Mais d'autres observateurs ont souligné d'autres exemples passés où Macron a contrarié des alliés, comme lorsqu'il a qualifié l'alliance militaire de l'OTAN de "mort cérébrale" en 2019 ou lorsqu'il a suggéré que Poutine ne devrait pas être "humilié" en Ukraine l'année dernière.

"Un malentendu peut être une fois une explication", écrivait mardi le journal Le Monde. "Mais quand cela arrive si souvent, c'est la manière de mener la politique étrangère qui est en cause."

Macron a souvent évoqué sa volonté d'être "perturbateur" en tant que leader politique et il a cherché à se positionner comme un leader visionnaire en Europe.

Mais les critiques le considèrent comme déconnecté et souvent trop confiant dans sa propre capacité à influencer les autres.

Mujtaba Rahman, un expert en affaires européennes du groupe Eurasia basé à Londres, a déclaré que le moment des commentaires de Macron sur Taiwan était « mauvais ».

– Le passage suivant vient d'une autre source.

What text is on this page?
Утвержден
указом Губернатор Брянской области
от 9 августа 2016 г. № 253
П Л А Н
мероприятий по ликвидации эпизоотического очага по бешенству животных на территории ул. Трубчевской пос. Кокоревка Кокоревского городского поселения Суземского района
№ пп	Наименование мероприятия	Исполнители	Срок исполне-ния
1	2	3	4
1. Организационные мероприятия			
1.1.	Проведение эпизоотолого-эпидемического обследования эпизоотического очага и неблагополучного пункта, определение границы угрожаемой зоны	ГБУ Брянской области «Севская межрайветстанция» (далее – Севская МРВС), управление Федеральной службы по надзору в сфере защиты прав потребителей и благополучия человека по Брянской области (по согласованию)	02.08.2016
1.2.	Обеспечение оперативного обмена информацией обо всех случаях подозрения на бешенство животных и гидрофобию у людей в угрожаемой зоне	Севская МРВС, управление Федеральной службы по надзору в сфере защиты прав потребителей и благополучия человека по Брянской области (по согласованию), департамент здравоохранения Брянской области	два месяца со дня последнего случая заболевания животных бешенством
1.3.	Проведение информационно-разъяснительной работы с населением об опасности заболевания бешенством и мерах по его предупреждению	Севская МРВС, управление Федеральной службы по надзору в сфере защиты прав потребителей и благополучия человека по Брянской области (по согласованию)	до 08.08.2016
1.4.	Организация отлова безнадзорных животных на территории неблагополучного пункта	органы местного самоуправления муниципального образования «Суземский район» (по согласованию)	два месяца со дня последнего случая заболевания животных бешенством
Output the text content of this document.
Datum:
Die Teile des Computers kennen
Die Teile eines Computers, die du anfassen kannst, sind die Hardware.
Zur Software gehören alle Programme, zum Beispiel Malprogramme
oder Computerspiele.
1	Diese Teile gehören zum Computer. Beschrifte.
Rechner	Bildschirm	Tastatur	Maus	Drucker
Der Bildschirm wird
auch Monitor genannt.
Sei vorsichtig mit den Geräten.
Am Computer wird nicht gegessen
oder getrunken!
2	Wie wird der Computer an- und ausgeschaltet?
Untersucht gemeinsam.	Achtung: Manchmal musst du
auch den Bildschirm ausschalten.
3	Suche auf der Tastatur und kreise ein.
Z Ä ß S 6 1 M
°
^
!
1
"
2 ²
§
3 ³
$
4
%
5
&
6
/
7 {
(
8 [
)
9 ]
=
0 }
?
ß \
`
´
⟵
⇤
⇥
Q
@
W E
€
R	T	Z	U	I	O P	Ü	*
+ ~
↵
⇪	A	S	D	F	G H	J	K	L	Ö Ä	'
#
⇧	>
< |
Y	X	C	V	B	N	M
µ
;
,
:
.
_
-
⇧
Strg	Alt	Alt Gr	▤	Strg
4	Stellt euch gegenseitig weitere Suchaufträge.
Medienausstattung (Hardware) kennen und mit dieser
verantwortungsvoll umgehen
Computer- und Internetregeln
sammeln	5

Mais il a ajouté sur Twitter que c'était "très probablement juste Macron étant Macron, pensant à l'avenir d'une manière intéressante mais ne mesurant pas l'impact politique immédiat de ses paroles".

Mais pour Bondaz, "c'est sa personnalité et il y a une part d'ego".

Il a fait valoir que Macron est "convaincu qu'il comprend mieux que les diplomates et les experts qui travaillent chaque jour sur ces questions".